Edgemere Resident Leads Virtual Travels
Jack Tutterrow, 79, in the late 1990s started working with Dallas Afterschool, a nonprofit that provides training and other resources to afterschool sites that serve low income students. He donated hundreds of computers during that time.
Recently committed to spending more time with students in the network, he’s turned his attention to teaching with virtual reality and Google Expeditions.
Using the teaching tool, which allows educators to lead virtual trips all over the world, Tutterrow is helping fourth and fifth graders experience and learn about places they normally wouldn’t have the opportunity to visit.
The idea came to Tutterrow during a 2015 family vacation to Cuba, where he came across a small museum that had the words “Google + Art” on the front. He saw students working on Google Chromebooks, and was inspired to explore what the company was doing to further education.
“I would get up early every morning and start looking at what Google was up to,” Tutterrow said. “I came across Google Expeditions, and when I came back, I decided that I was just going to work with the kids.”

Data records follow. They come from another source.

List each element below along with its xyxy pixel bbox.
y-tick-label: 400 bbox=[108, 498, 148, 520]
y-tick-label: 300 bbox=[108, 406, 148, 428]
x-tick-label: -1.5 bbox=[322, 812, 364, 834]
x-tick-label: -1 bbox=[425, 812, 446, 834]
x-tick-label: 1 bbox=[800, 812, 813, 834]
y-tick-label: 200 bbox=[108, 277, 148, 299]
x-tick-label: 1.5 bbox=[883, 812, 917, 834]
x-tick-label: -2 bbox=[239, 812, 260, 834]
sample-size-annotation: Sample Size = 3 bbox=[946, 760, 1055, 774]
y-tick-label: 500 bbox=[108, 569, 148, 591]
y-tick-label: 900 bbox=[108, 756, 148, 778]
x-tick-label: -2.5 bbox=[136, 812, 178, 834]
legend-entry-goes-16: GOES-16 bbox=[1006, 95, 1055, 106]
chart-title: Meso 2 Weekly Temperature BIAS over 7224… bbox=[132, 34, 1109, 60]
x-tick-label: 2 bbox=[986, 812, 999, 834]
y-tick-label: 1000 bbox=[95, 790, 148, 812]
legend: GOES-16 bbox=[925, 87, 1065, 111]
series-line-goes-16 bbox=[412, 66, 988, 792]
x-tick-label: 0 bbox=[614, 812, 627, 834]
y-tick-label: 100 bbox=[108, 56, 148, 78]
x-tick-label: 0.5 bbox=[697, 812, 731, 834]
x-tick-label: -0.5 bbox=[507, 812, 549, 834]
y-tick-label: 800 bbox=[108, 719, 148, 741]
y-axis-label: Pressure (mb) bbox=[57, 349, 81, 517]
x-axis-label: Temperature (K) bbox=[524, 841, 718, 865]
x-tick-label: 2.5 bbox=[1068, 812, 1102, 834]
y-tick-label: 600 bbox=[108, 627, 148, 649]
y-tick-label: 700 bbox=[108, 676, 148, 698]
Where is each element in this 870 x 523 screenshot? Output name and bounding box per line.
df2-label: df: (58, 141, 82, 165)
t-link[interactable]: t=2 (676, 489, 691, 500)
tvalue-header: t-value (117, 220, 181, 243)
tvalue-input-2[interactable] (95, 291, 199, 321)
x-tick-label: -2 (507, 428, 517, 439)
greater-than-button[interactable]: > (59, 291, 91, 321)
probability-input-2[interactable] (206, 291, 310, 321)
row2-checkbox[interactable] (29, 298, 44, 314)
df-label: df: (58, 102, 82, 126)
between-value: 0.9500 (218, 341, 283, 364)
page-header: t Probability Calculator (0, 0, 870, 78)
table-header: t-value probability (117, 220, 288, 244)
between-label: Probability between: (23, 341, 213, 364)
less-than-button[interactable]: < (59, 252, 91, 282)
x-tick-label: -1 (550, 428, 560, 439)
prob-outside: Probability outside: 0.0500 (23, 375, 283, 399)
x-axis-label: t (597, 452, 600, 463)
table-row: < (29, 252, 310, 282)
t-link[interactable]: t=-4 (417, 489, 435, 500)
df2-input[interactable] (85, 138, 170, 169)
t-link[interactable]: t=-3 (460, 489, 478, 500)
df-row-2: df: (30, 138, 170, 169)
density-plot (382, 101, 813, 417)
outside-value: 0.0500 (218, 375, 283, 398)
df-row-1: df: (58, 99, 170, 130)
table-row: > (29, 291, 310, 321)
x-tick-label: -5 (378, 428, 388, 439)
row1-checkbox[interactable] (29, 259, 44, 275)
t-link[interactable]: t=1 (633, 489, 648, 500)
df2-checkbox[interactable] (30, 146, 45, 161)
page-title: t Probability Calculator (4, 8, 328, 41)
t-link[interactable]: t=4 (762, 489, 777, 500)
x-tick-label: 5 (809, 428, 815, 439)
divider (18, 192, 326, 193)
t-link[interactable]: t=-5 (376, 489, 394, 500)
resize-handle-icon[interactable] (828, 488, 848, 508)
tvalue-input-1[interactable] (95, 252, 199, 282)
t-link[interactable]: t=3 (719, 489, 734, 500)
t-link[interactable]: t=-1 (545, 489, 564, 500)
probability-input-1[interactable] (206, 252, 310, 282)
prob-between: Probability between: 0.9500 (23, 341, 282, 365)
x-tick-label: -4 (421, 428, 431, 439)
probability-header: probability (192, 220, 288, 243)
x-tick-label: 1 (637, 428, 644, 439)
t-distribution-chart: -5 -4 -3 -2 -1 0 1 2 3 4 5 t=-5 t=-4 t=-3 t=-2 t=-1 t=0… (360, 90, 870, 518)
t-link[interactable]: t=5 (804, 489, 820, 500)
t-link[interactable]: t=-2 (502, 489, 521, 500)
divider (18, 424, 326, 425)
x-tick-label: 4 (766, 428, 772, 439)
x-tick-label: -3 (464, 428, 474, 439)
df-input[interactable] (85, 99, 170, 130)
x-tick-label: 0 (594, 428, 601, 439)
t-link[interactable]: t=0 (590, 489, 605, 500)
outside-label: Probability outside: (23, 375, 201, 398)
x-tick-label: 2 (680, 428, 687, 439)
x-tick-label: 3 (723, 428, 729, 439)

Prior to retiring to the Edgemere senior living community, Tutterrow was a mechanical engineer and business entrepreneur. He also spent some time working for electronic components corporation Vernitron. After choosing to leave the white collar world, he focused on smaller personal projects, such as cloud based solutions and virtual reality, at the request of his wife and fifth-grade sweetheart, Victoria.
“She made me promise that whatever wild ideas I had, I would not jeopardize our retirement,” Tutterrow said. “She said, ‘You have big dreams, but big dreams have big risk,’ so I’ve had little dreams but a lot of them as the technology changes.”
Tutterrow’s passion for childhood education originates from an incident he had when he was a young boy. Pretending to be sick, he hatched a plan with his cousin to wait until the school bus had passed and go play.
“My mother stayed home from work that day, and she saw right through,” Tutterrow said. “She made me stay in bed and babied me all day. When she saw the school bus pass again, she said, ‘You can get up now.’ I never laid out another day. The last time I saw my mom, she had dementia. I told her that story, and the last thing I said to her was that I would pass it on.”
At the Edgemere senior living community, Tutterrow has incorporated his work with the children into what he calls the intergenerational program. The program promotes cooperation and learning between Edgemere residents and students, and hosts a monthly virtual reality travel group.
“Independent of health or age at the time of retirement, lifespan is directly correlated to their sense of commitment to something beyond themselves,” Tutterrow said. “This is a way for us to get our residents more committed to things that can add meaning to their lives. We have a lot to offer youth, and the youth have got a lot to offer us.”
For his next project, Tutterrow plans on working with high schoolers to program and build Google’s Raspberry Pi based AIY kits, two do-it-yourself kits that allows one to build and tinker with such intelligent devices as smart cameras and speakers.